La Révolution de 1848 a entraîné une nouvelle situation politique pour la France et pour Tocqueville. Ayant décrié l’apathie comme le principal danger pour la France, Tocqueville a reconnu, même avant la révolution, que la France était confrontée à une classe ouvrière politiquement éveillée qui pourrait bien propulser la politique française dans des voies socialistes et révolutionnaires. Tocqueville considérait l’indépendance économique comme nécessaire à la préservation de sa propre indépendance intellectuelle. Il considérait donc les pressions exercées sur les pauvres dépendants pour qu’ils bénéficient de l’aide sociale de l’État et sur les chômeurs pour qu’ils obtiennent un emploi de l’État comme les premières étapes d’une dépendance universelle et dégradante de toutes les classes sociales à l’égard de l’État. Peu sympathique aux révolutionnaires et méprisant les socialistes avant la révolution, Tocqueville s’est opposé aux revendications des ouvriers parisiens pendant les journées de juin 1848, lorsque leur soulèvement a été réprimé dans le sang par le dictateur militaire, le général Louis Cavaignac, ainsi que dans les débats sur la constitution de 1848. Le seul changement intellectuel produit chez Tocqueville par les événements de 1848 fut la reconnaissance de la force des idées socialistes et de la nature problématique de la société propriétaire. Bien qu’il ait cherché à réconcilier l’aristocratie avec la démocratie libérale dans La démocratie en Amérique, il a rejeté la social-démocratie telle qu’elle est apparue en 1848 comme incompatible avec la démocratie libérale.
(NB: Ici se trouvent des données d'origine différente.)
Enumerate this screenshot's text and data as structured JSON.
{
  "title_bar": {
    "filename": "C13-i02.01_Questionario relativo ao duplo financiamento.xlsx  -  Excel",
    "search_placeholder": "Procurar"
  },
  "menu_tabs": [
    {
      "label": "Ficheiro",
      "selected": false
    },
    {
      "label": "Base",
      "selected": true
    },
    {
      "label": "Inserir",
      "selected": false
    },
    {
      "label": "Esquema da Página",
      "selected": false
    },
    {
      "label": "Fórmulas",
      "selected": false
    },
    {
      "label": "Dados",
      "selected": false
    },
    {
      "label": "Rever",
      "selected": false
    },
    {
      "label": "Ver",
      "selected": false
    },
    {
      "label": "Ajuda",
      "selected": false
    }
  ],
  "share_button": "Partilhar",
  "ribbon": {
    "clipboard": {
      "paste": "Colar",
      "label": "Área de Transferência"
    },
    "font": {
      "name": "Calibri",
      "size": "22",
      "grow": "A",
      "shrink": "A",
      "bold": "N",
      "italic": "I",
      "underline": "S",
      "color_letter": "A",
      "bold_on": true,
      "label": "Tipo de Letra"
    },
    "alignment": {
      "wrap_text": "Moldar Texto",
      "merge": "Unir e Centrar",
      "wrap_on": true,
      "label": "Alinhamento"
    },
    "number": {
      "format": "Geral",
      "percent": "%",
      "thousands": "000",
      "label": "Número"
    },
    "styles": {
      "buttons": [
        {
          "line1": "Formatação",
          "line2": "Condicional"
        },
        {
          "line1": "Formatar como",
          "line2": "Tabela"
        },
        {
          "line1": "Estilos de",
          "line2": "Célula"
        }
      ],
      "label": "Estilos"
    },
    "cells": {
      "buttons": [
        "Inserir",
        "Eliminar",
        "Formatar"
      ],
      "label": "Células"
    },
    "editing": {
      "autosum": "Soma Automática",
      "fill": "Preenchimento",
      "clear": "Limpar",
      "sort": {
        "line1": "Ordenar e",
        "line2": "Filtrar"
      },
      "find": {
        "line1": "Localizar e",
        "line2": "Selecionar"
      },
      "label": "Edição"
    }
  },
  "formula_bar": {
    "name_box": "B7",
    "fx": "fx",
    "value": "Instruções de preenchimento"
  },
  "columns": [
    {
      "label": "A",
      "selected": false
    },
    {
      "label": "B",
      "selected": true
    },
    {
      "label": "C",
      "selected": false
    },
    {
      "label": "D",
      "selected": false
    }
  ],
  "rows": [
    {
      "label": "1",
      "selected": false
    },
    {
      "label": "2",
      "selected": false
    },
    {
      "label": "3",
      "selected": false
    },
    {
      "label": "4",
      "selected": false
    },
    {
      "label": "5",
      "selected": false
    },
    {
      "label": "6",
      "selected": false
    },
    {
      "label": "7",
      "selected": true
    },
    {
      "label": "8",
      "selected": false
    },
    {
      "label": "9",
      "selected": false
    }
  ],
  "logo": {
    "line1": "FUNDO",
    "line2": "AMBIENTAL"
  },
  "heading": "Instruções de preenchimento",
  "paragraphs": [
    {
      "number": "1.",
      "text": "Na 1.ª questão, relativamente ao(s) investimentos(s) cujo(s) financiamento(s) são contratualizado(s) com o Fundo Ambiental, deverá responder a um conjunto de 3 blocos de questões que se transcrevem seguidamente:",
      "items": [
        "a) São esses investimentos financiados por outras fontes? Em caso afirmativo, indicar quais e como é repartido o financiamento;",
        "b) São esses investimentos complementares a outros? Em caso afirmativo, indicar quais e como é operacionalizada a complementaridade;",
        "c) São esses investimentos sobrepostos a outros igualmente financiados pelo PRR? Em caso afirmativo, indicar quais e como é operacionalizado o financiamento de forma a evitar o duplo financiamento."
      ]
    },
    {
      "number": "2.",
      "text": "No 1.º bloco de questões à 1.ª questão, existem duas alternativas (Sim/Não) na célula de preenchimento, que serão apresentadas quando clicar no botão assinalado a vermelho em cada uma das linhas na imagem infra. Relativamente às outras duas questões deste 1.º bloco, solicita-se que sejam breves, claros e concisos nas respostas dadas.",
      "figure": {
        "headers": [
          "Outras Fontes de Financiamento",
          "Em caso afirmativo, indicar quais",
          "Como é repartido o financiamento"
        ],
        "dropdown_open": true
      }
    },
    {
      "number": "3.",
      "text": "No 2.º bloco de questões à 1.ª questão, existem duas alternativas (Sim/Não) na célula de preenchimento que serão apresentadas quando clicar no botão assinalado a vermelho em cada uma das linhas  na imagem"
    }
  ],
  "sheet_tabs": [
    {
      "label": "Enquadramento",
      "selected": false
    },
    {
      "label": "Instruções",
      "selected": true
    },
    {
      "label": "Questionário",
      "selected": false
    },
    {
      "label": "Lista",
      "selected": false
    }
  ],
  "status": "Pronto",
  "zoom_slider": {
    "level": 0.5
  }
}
Politiquement, la propre position de Tocqueville a été considérablement améliorée par la Révolution de février. Son électorat passe de 700 à 160 000 personnes grâce au suffrage universel des hommes. Il est élu en tant que républicain conservateur à l’Assemblée constituante par 79 % des votants et de nouveau en 1849 par plus de 87 %. Avec Beaumont, il est nommé au comité qui rédige la constitution de la Seconde République, et l’année suivante, il devient vice-président de l’Assemblée. La crise gouvernementale provoquée par l’intervention armée de la France pour restaurer l’autorité papale à Rome le fait nommer ministre des Affaires étrangères de juin à octobre 1849, période pendant laquelle il s’emploie prudemment à préserver l’équilibre des forces en Europe et à empêcher la France d’étendre ses engagements à l’étranger. Ses discours ont plus de succès et sa confiance en soi augmente, mais les résultats ne lui apportent guère plus de satisfaction durable que ceux qu’il avait obtenus sous la monarchie de Juillet, sous Louis-Philippe.
Peu après sa révocation du ministère des Affaires étrangères par le président Louis-Napoléon Bonaparte en octobre 1849, Tocqueville est victime d’un effondrement physique. Après une lente convalescence, il rendit un dernier service à la Seconde République française. En tant que rapporteur du comité de révision constitutionnelle, il tente d’éviter l’affrontement final entre le président et le corps législatif, qui se termine par une prise de pouvoir dictatoriale par l’exécutif. Brièvement emprisonné pour s’être opposé au coup d’État de Louis-Napoléon le 2 décembre 1851, Tocqueville est privé de toute fonction politique pour avoir refusé son serment de fidélité au nouveau régime. Rejeté sur un petit cercle d’alliés et d’amis politiques, il ressent un sentiment d’isolement et un pessimisme politique plus profond que jamais.